The longtime manager the CBS Employees Federal Credit Union has been arrested and charged with embezzling more than $40 million from his employer over the past 20 years. Edward Rostohar faces felony counts of bank fraud and aggravated identity theft.
In conjunction with the arrest, the National Credit Union Administration — a federal agency that regulates credit unions — announced Friday that it has liquidated the CBS Employees Federal Credit Union and shut down its operations. University Credit Union immediately assumed CBS Employees’ assets.
Rostohar, 62, of Studio City, was arrested two weeks ago and remains in custody because he is considered a flight risk and an economic threat to the community, according to Nic Hanna, U.S. Attorney for the Central District of California, who announced the charges today. If convicted on both counts, Rostohar faces a maximum of 32 years in federal prison and a $1 million fine.
An arraignment is set for April 18.
According to an affidavit filed with the criminal complaint, beginning before 2000 and continuing until this month, Rostohar used his position as a manager at the federally insured credit union to make online payments to himself or forged the signature of another employee on checks to himself. The feds allege that Rostohar spent the money on gambling, expensive cars and watches and travel by private jet.
The case is being investigated by the FBI and the Los Angeles Police Department. Here are the details laid out in the indictment, per Hanna:
The alleged scheme was exposed beginning on March 6 when a credit union employee found a $35,000 check made payable to Rostohar, and the check did not include the reason for the high dollar amount, according to court documents. The employee conducted an audit of the credit union checks issued since January 2018 and discovered $3,775,000 in checks made payable to Rostohar and which contained the forged signature of another employee without the employee’s knowledge or consent. On March 12, the credit union informed Rostohar that he had been suspended from his job after an internal investigation uncovered “irregularities in the performance of your job duties,” according to court documents. Later that day, Rostohar’s wife called 911 and told the dispatcher that her husband had stolen money from work and was leaving the country, court papers state. Rostohar was taken into custody and admitted that he stole money from the credit union for 20 years, beginning by paying the monthly balances on his personal credit cards with funds from the credit union’s online accounts or by forging checks, and later by forging his coworker’s signature on credit union checks and depositing them into his personal accounts, court papers state. Rostohar allegedly estimated he stole $40 million from the credit union. An NCUA examination up to February 28 revealed a potential loss to the credit union of $40,541,130.
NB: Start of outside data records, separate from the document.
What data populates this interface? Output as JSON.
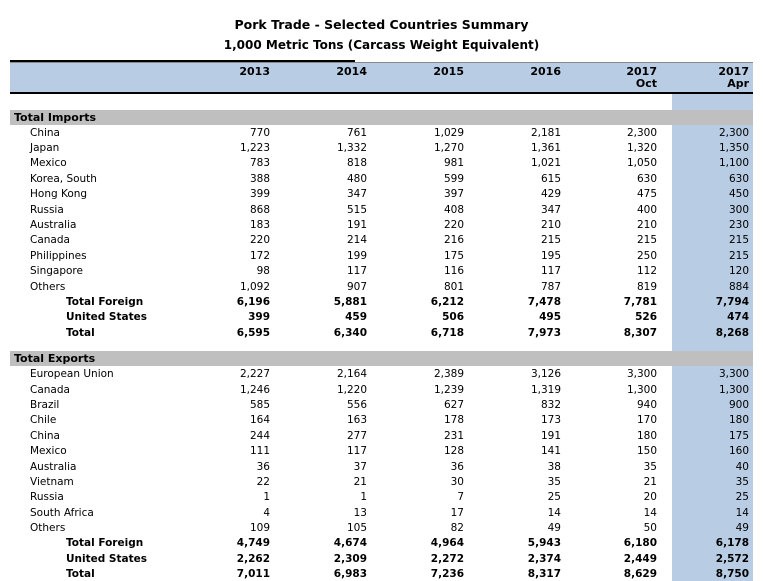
{
  "title": "Pork Trade - Selected Countries Summary",
  "subtitle": "1,000 Metric Tons (Carcass Weight Equivalent)",
  "colors": {
    "header_blue": "#B8CCE4",
    "band_gray": "#BFBFBF",
    "highlight_column_blue": "#B8CCE4",
    "border_black": "#000000"
  },
  "columns": [
    {
      "year": "2013",
      "sub": ""
    },
    {
      "year": "2014",
      "sub": ""
    },
    {
      "year": "2015",
      "sub": ""
    },
    {
      "year": "2016",
      "sub": ""
    },
    {
      "year": "2017",
      "sub": "Oct"
    },
    {
      "year": "2017",
      "sub": "Apr"
    }
  ],
  "sections": [
    {
      "label": "Total Imports",
      "rows": [
        {
          "label": "China",
          "type": "country",
          "values": [
            "770",
            "761",
            "1,029",
            "2,181",
            "2,300",
            "2,300"
          ]
        },
        {
          "label": "Japan",
          "type": "country",
          "values": [
            "1,223",
            "1,332",
            "1,270",
            "1,361",
            "1,320",
            "1,350"
          ]
        },
        {
          "label": "Mexico",
          "type": "country",
          "values": [
            "783",
            "818",
            "981",
            "1,021",
            "1,050",
            "1,100"
          ]
        },
        {
          "label": "Korea, South",
          "type": "country",
          "values": [
            "388",
            "480",
            "599",
            "615",
            "630",
            "630"
          ]
        },
        {
          "label": "Hong Kong",
          "type": "country",
          "values": [
            "399",
            "347",
            "397",
            "429",
            "475",
            "450"
          ]
        },
        {
          "label": "Russia",
          "type": "country",
          "values": [
            "868",
            "515",
            "408",
            "347",
            "400",
            "300"
          ]
        },
        {
          "label": "Australia",
          "type": "country",
          "values": [
            "183",
            "191",
            "220",
            "210",
            "210",
            "230"
          ]
        },
        {
          "label": "Canada",
          "type": "country",
          "values": [
            "220",
            "214",
            "216",
            "215",
            "215",
            "215"
          ]
        },
        {
          "label": "Philippines",
          "type": "country",
          "values": [
            "172",
            "199",
            "175",
            "195",
            "250",
            "215"
          ]
        },
        {
          "label": "Singapore",
          "type": "country",
          "values": [
            "98",
            "117",
            "116",
            "117",
            "112",
            "120"
          ]
        },
        {
          "label": "Others",
          "type": "country",
          "values": [
            "1,092",
            "907",
            "801",
            "787",
            "819",
            "884"
          ]
        },
        {
          "label": "Total Foreign",
          "type": "total",
          "values": [
            "6,196",
            "5,881",
            "6,212",
            "7,478",
            "7,781",
            "7,794"
          ]
        },
        {
          "label": "United States",
          "type": "total",
          "values": [
            "399",
            "459",
            "506",
            "495",
            "526",
            "474"
          ]
        },
        {
          "label": "Total",
          "type": "total",
          "values": [
            "6,595",
            "6,340",
            "6,718",
            "7,973",
            "8,307",
            "8,268"
          ]
        }
      ]
    },
    {
      "label": "Total Exports",
      "rows": [
        {
          "label": "European Union",
          "type": "country",
          "values": [
            "2,227",
            "2,164",
            "2,389",
            "3,126",
            "3,300",
            "3,300"
          ]
        },
        {
          "label": "Canada",
          "type": "country",
          "values": [
            "1,246",
            "1,220",
            "1,239",
            "1,319",
            "1,300",
            "1,300"
          ]
        },
        {
          "label": "Brazil",
          "type": "country",
          "values": [
            "585",
            "556",
            "627",
            "832",
            "940",
            "900"
          ]
        },
        {
          "label": "Chile",
          "type": "country",
          "values": [
            "164",
            "163",
            "178",
            "173",
            "170",
            "180"
          ]
        },
        {
          "label": "China",
          "type": "country",
          "values": [
            "244",
            "277",
            "231",
            "191",
            "180",
            "175"
          ]
        },
        {
          "label": "Mexico",
          "type": "country",
          "values": [
            "111",
            "117",
            "128",
            "141",
            "150",
            "160"
          ]
        },
        {
          "label": "Australia",
          "type": "country",
          "values": [
            "36",
            "37",
            "36",
            "38",
            "35",
            "40"
          ]
        },
        {
          "label": "Vietnam",
          "type": "country",
          "values": [
            "22",
            "21",
            "30",
            "35",
            "21",
            "35"
          ]
        },
        {
          "label": "Russia",
          "type": "country",
          "values": [
            "1",
            "1",
            "7",
            "25",
            "20",
            "25"
          ]
        },
        {
          "label": "South Africa",
          "type": "country",
          "values": [
            "4",
            "13",
            "17",
            "14",
            "14",
            "14"
          ]
        },
        {
          "label": "Others",
          "type": "country",
          "values": [
            "109",
            "105",
            "82",
            "49",
            "50",
            "49"
          ]
        },
        {
          "label": "Total Foreign",
          "type": "total",
          "values": [
            "4,749",
            "4,674",
            "4,964",
            "5,943",
            "6,180",
            "6,178"
          ]
        },
        {
          "label": "United States",
          "type": "total",
          "values": [
            "2,262",
            "2,309",
            "2,272",
            "2,374",
            "2,449",
            "2,572"
          ]
        },
        {
          "label": "Total",
          "type": "total",
          "values": [
            "7,011",
            "6,983",
            "7,236",
            "8,317",
            "8,629",
            "8,750"
          ]
        }
      ]
    }
  ]
}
Prior to his 30 years of employment at the CBS Employees credit union, Rostohar was an examiner at NCUA, court documents state. Rostohar allegedly told law enforcement that this background gave him knowledge of what NCUA examiners look for when examining credit unions and allowed him to avoid detection, the affidavit states. Rostohar allegedly said he gambled away much of the money and spent the rest on traveling by private jet, buying expensive watches, and giving his wife a weekly allowance of $5,000. He also said he purchased two cars – a Porsche and a Tesla – with money he stole from the credit union, court papers state. Rostohar allegedly also admitted to starting a business in Reno, Nevada in December 2018, and he wrote tens of thousands of dollars’ worth of checks to himself to cover the business’s cost as well as to pay a $5,000 monthly mortgage on a home in Reno he recently purchased.
Hanna said the charges against Rostohar were made in conjunction with Friday’s announcement by the National Credit Union Administration that it has liquidated CBS Employees Federal Credit Union and discontinued its operations after determining CBS Employees was insolvent with no prospect of restoring viable operations on its own. University Credit Union, located in Westwood, immediately assumed CBS Employees’ assets, loans and all member shares.
Here is a statement posted today on the credit union’s website:
On March 29, 2019, University Credit Union, with approval from the National Credit Union Association (NCUA), agreed to purchase and assume the assets and liabilities of CBS Employees Federal Credit Union. Effective March 29, 2019 CBSEFCU member-owners became member-owners of UCU.
Your credit union account(s) will remain unchanged until the full systems conversion on May 1, 2019 and limited effects are projected at that time as well. Your account number, direct deposits, debit cards, credit cards and terms will remain the same until May 1. You will be notified of any product specific changes closer to the conversion date as necessary. Your accounts remain insured by the National Credit Union Share Insurance Fund.
University Credit Union (UCU) was selected because of the safety and soundness of the institution, the robust product offerings for members, and the credit union’s ability to provide the best possible member experience through this transition.